The quick evaporation of turbulence triggered by Samsung’s profit warning helps confirm that tumultuous conditions of late last year have truly passed. To be sure, the switch is helped by a return to more ‘normal’ levels of liquidity and the natural tendency to seek fresh opportunities early in the year. Still, risk-supportive factors have a more adaptive Fed stance at their heart. They’ve been enough to override ambivalent prospects from low-tier trade talks and confirmed speed bumps in German output.
Heavyweight Samsung is low drag
It is probably no coincidence that the impact on shares in Samsung was contained to a 1.7% fall. That’s despite announcing it expected profits for the October-December quarter to fall almost 30% to 10.8 trillion won, 22% below average forecasts. The implication is that whilst an unpleasant surprise, the downgrade was not much of a shock after all Apple’s sales warning. Furthermore, the industry from which Samsung generates three quarters of profits, semiconductors, has been in a widely recognised cyclical down cycle for around a year months, contributing to a 24% fall by the group’s stock in 2018. Much like its Californian counterpart, investors are at least just as focused on the Korean giant’s growing pile of cash, expected to reach $100bn, by year end from around $70bn now. Looking at the modest 0.6% fall of Korea’s main stock index, investors do not expect heavyweight Samsung to become a significant drag.
Dollar risk set low
A rebounding dollar isn’t raising bells for shares either. Investors watching the apparent reversion of dollar proxies are aware signals haven’t looked this unpromising for the greenback in months. In DXY, one consequence of Fed chair Jerome Powell exercising the ‘Fed’s Put’ last week is that short-to-medium-term moving averages now tilt lower. The gauge now trades beneath a couple of key ones as shown below. DXY is also below a region where it’s expected to face challenges after strongly corroborated 96.14 support collapsed in December.
Technical chart: ICE Dollar Index [08/01/2019 16:46:30]

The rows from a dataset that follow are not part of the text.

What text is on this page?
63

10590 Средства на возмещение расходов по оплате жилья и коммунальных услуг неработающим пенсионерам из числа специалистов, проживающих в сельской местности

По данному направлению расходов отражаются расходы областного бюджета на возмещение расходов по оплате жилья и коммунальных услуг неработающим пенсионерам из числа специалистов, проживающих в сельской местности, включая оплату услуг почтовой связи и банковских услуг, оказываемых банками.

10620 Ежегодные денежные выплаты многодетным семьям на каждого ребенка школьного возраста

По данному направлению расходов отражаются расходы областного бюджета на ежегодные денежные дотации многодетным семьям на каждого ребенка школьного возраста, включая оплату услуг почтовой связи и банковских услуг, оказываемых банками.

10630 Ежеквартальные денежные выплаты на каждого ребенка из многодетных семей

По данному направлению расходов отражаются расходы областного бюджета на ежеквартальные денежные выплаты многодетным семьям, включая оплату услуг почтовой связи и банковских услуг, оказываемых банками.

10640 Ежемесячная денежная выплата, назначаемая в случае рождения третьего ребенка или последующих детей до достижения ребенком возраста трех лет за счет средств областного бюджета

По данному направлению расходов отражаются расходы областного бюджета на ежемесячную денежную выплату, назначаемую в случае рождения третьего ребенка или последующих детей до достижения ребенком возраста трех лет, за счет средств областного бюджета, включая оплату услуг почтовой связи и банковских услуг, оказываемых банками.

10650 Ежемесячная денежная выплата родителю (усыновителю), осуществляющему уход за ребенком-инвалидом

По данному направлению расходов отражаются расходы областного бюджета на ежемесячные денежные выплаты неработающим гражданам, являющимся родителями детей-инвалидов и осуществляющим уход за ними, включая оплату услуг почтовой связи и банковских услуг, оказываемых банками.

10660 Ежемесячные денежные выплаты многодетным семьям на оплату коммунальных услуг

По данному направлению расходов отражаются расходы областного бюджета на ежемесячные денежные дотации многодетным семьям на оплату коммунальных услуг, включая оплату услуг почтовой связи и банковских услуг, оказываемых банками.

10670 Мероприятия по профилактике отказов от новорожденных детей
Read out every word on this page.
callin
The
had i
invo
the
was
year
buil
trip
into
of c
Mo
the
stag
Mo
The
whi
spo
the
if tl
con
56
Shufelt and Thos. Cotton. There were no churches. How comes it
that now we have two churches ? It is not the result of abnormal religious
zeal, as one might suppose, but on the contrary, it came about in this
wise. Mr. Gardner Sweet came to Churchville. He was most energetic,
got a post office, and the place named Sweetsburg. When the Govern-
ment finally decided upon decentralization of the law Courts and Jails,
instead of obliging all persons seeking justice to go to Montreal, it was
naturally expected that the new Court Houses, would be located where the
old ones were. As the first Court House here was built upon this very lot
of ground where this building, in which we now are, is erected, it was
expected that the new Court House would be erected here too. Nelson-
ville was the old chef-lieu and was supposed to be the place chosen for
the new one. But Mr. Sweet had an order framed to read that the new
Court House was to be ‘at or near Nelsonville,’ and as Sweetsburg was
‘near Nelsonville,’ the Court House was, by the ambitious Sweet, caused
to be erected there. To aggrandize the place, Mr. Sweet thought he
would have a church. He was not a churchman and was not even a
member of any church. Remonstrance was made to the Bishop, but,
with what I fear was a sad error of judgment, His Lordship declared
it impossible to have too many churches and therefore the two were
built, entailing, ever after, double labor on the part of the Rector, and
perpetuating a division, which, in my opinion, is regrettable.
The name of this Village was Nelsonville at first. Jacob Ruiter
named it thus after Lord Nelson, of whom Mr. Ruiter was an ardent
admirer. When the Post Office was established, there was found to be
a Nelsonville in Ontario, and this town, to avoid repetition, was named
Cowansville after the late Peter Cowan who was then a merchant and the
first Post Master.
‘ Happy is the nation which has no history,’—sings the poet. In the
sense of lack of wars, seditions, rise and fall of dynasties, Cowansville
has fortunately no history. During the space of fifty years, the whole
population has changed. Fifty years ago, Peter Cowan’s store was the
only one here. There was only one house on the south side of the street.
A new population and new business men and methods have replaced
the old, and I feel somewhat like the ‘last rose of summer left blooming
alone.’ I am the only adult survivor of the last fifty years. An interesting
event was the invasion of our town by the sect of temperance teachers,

Source: Refinitiv/City Index
Soft dollar support
As such, considering the emergence of a dovish fault line in Fed policy that could widen further, depending on the read from minutes of the last FOMC decision, coming on Wednesday, short-term fundamental and technical analytical considerations for the greenback portray a challenging path. As seen at the start of the week, at the moment, investors are primed to interpret broad dollar softness as supportive of risk seeking, given the loosening effect this has on global financing conditions. Likewise, an ambivalent light is cast on the nearby outlook for large stock markets. Earlier wavering in the global market day is setting up to be as shallow as Monday's. Stock markets are unlikely to have put the dark end of a dark year definitively behind them, but the rebound narrative is intact for now.